Ski nannying could be something to look into.

I see what you mean, but I would have thought I might appeal to a family who would really like a native English speaking nanny, with a qualification and though, not recent, 15 years of experience, for a much lower rate than normal?

Queenofknickers Wed 03-Apr-13 19:40:35

Not much to add except that I would prefer an experienced nanny with maturity and common sense over an 18 yr old that's just done a course ANY day. Keep looking and good luck!

cannotbebothered Wed 03-Apr-13 20:00:08

Thank you Queen!

You have made me feel much better!

Incidently, it's not like I have not seen a child in the last 7 yrs. I have little nieces and all my friends have children, I spend alot of time with them, and am up to date with current childcare theory.
I spend too much time on mumsnet!

DIYapprentice Wed 03-Apr-13 20:09:56

Well I'm afraid I wouldn't want someone my age living in. Experienced, maybe, but to me that would mean mid to late 20s.

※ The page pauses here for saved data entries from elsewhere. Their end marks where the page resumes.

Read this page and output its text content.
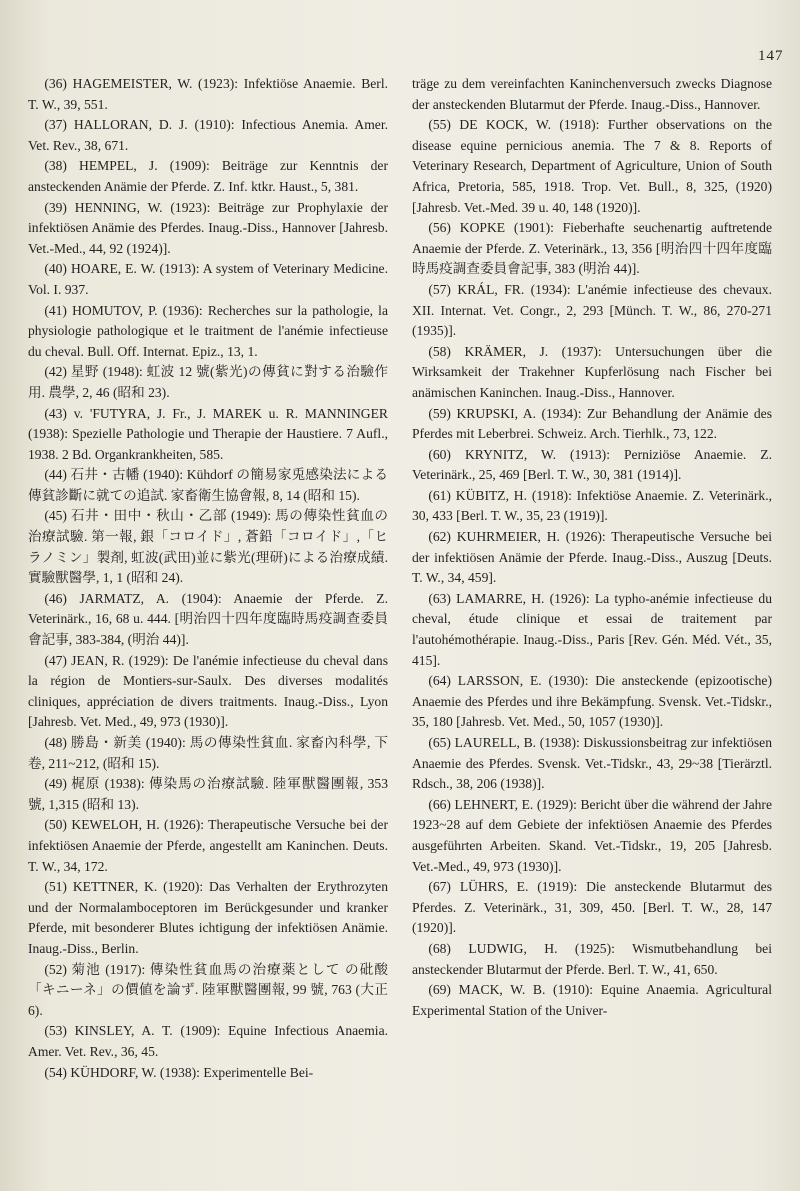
147

(36) HAGEMEISTER, W. (1923): Infektiöse Anaemie. Berl. T. W., 39, 551.

(37) HALLORAN, D. J. (1910): Infectious Anemia. Amer. Vet. Rev., 38, 671.

(38) HEMPEL, J. (1909): Beiträge zur Kenntnis der ansteckenden Anämie der Pferde. Z. Inf. ktkr. Haust., 5, 381.

(39) HENNING, W. (1923): Beiträge zur Prophylaxie der infektiösen Anämie des Pferdes. Inaug.-Diss., Hannover [Jahresb. Vet.-Med., 44, 92 (1924)].

(40) HOARE, E. W. (1913): A system of Veterinary Medicine. Vol. I. 937.

(41) HOMUTOV, P. (1936): Recherches sur la pathologie, la physiologie pathologique et le traitment de l'anémie infectieuse du cheval. Bull. Off. Internat. Epiz., 13, 1.

(42) 星野 (1948): 虹波 12 號(紫光)の傳貧に對する治驗作用. 農學, 2, 46 (昭和 23).

(43) v. 'FUTYRA, J. Fr., J. MAREK u. R. MANNINGER (1938): Spezielle Pathologie und Therapie der Haustiere. 7 Aufl., 1938. 2 Bd. Organkrankheiten, 585.

(44) 石井・古幡 (1940): Kühdorf の簡易家兎感染法による傳貧診斷に就ての追試. 家畜衛生協會報, 8, 14 (昭和 15).

(45) 石井・田中・秋山・乙部 (1949): 馬の傳染性貧血の治療試驗. 第一報, 銀「コロイド」, 蒼鉛「コロイド」,「ヒラノミン」製剤, 虹波(武田)並に紫光(理研)による治療成績. 實驗獸醫學, 1, 1 (昭和 24).

(46) JARMATZ, A. (1904): Anaemie der Pferde. Z. Veterinärk., 16, 68 u. 444. [明治四十四年度臨時馬疫調查委員會記事, 383-384, (明治 44)].

(47) JEAN, R. (1929): De l'anémie infectieuse du cheval dans la région de Montiers-sur-Saulx. Des diverses modalités cliniques, appréciation de divers traitments. Inaug.-Diss., Lyon [Jahresb. Vet. Med., 49, 973 (1930)].

(48) 勝島・新美 (1940): 馬の傳染性貧血. 家畜內科學, 下卷, 211~212, (昭和 15).

(49) 梶原 (1938): 傳染馬の治療試驗. 陸軍獸醫團報, 353 號, 1,315 (昭和 13).

(50) KEWELOH, H. (1926): Therapeutische Versuche bei der infektiösen Anaemie der Pferde, angestellt am Kaninchen. Deuts. T. W., 34, 172.

(51) KETTNER, K. (1920): Das Verhalten der Erythrozyten und der Normalamboceptoren im Berückgesunder und kranker Pferde, mit besonderer Blutes ichtigung der infektiösen Anämie. Inaug.-Diss., Berlin.

(52) 菊池 (1917): 傳染性貧血馬の治療薬として の砒酸「キニーネ」の價値を論ず. 陸軍獸醫團報, 99 號, 763 (大正 6).

(53) KINSLEY, A. T. (1909): Equine Infectious Anaemia. Amer. Vet. Rev., 36, 45.

(54) KÜHDORF, W. (1938): Experimentelle Bei-

träge zu dem vereinfachten Kaninchenversuch zwecks Diagnose der ansteckenden Blutarmut der Pferde. Inaug.-Diss., Hannover.

(55) DE KOCK, W. (1918): Further observations on the disease equine pernicious anemia. The 7 & 8. Reports of Veterinary Research, Department of Agriculture, Union of South Africa, Pretoria, 585, 1918. Trop. Vet. Bull., 8, 325, (1920) [Jahresb. Vet.-Med. 39 u. 40, 148 (1920)].

(56) KOPKE (1901): Fieberhafte seuchenartig auftretende Anaemie der Pferde. Z. Veterinärk., 13, 356 [明治四十四年度臨時馬疫調查委員會記事, 383 (明治 44)].

(57) KRÁL, FR. (1934): L'anémie infectieuse des chevaux. XII. Internat. Vet. Congr., 2, 293 [Münch. T. W., 86, 270-271 (1935)].

(58) KRÄMER, J. (1937): Untersuchungen über die Wirksamkeit der Trakehner Kupferlösung nach Fischer bei anämischen Kaninchen. Inaug.-Diss., Hannover.

(59) KRUPSKI, A. (1934): Zur Behandlung der Anämie des Pferdes mit Leberbrei. Schweiz. Arch. Tierhlk., 73, 122.

(60) KRYNITZ, W. (1913): Perniziöse Anaemie. Z. Veterinärk., 25, 469 [Berl. T. W., 30, 381 (1914)].

(61) KÜBITZ, H. (1918): Infektiöse Anaemie. Z. Veterinärk., 30, 433 [Berl. T. W., 35, 23 (1919)].

(62) KUHRMEIER, H. (1926): Therapeutische Versuche bei der infektiösen Anämie der Pferde. Inaug.-Diss., Auszug [Deuts. T. W., 34, 459].

(63) LAMARRE, H. (1926): La typho-anémie infectieuse du cheval, étude clinique et essai de traitement par l'autohémothérapie. Inaug.-Diss., Paris [Rev. Gén. Méd. Vét., 35, 415].

(64) LARSSON, E. (1930): Die ansteckende (epizootische) Anaemie des Pferdes und ihre Bekämpfung. Svensk. Vet.-Tidskr., 35, 180 [Jahresb. Vet. Med., 50, 1057 (1930)].

(65) LAURELL, B. (1938): Diskussionsbeitrag zur infektiösen Anaemie des Pferdes. Svensk. Vet.-Tidskr., 43, 29~38 [Tierärztl. Rdsch., 38, 206 (1938)].

(66) LEHNERT, E. (1929): Bericht über die während der Jahre 1923~28 auf dem Gebiete der infektiösen Anaemie des Pferdes ausgeführten Arbeiten. Skand. Vet.-Tidskr., 19, 205 [Jahresb. Vet.-Med., 49, 973 (1930)].

(67) LÜHRS, E. (1919): Die ansteckende Blutarmut des Pferdes. Z. Veterinärk., 31, 309, 450. [Berl. T. W., 28, 147 (1920)].

(68) LUDWIG, H. (1925): Wismutbehandlung bei ansteckender Blutarmut der Pferde. Berl. T. W., 41, 650.

(69) MACK, W. B. (1910): Equine Anaemia. Agricultural Experimental Station of the Univer-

Live out - yes, late 30s - early 40s wouldn't phase me at all.

I think that might be part of the difficulty you are facing.

You could always contact Embassies/consulates, English/American/Australian companies around the world and offer your services as a live in nanny - but again you are only available for the winter months so you would limit yourself.

Or, if the ski season is appealing, contact some holiday companies/resort places and offer yourself as a nanny/housekeeper for those renting a self catered style place.

sleeplessinderbyshire Wed 03-Apr-13 20:47:00

our nanny is your age and her main experience is from being a mum herself so that would not put me off at all but i have no idea at all about live in roles as i have only needed p/t live out

Struckachord Wed 03-Apr-13 20:53:56

I agree with common sense and experience - our nanny is your age. Like sleepless, she is live out. Have you thought about becoming a maternity nurse?

cannotbebothered Wed 03-Apr-13 21:03:08

Most of the ME and Russian live in jobs specify a nanny over the age of 35!!

cannotbebothered Wed 03-Apr-13 21:22:44

Struck! Yes Maternity nursing appeals.

It would offer me the flexibility I'd like, and all those lovely new babies! I would thoroughly enjoy it. I am thinking of doing the course,it can't hurt.

Maybe if I get a temp live in job next winter I would be able to get on the course, do my first aid and get an agency to do my police check?

I have lots of ideas, now! Thanks for your encouragement.

Poppylovescheese Wed 03-Apr-13 21:47:28

I definitely wouldn't consider you unemployable and would be very interested in you as a live-in nanny (although sadly in the UK not Spain) as I would value both life and parenting experience.

Viviennemary Wed 03-Apr-13 21:53:47

What about work on a cruise ship. That always seeems the ultimate adventure to me.

PowerPants Wed 03-Apr-13 22:12:11

Just to say i thought from your description of yourself you were going to be in your 60s! I don't think you are too old to be a nanny - I have had two nannies older than you.

cannotbebothered Wed 03-Apr-13 22:32:52

Poppy and Power, thank you! I feel quite hopeful, now!

Viv, I hadn't considered cruise ships, good suggestion.

You have all been great, my confidence is restored and lots of things to look into.

SweetGrapes Wed 03-Apr-13 22:50:21

I just joined work last year after 8 yrs at home. I have a nanny who is at least 6 years older than you and not been employed for years. She's really good with my children. Saw quite a few 20 year olds with quals and recent nursery nurse exp but she was way better than them. Don't give up - you'll get what you want. All the best!

DoubleLifeIsALifeHalved Thu 04-Apr-13 01:54:38

I too wouldn't consider you unemployable either!

Again I'm in the UK so not much use to you, but I wonder if after school. Nannying with help with English homework etc would appeal?

Personally I'm still looking for someone who can look after my Ds and also cook dinner for me & Ds and do some housekeeping duties (I'm disabled hence the slightly odd nature of the role!).

I'm having trouble finding the right person as anyone young has no concept of housekeeping such as helping me menu plan/ shopping lists etc and a vast amount of food never even makes it to the table and is thrown away (argh!). Anyway I digress but what I'm trying to say is there are skills that come from experience of living that are very valuable.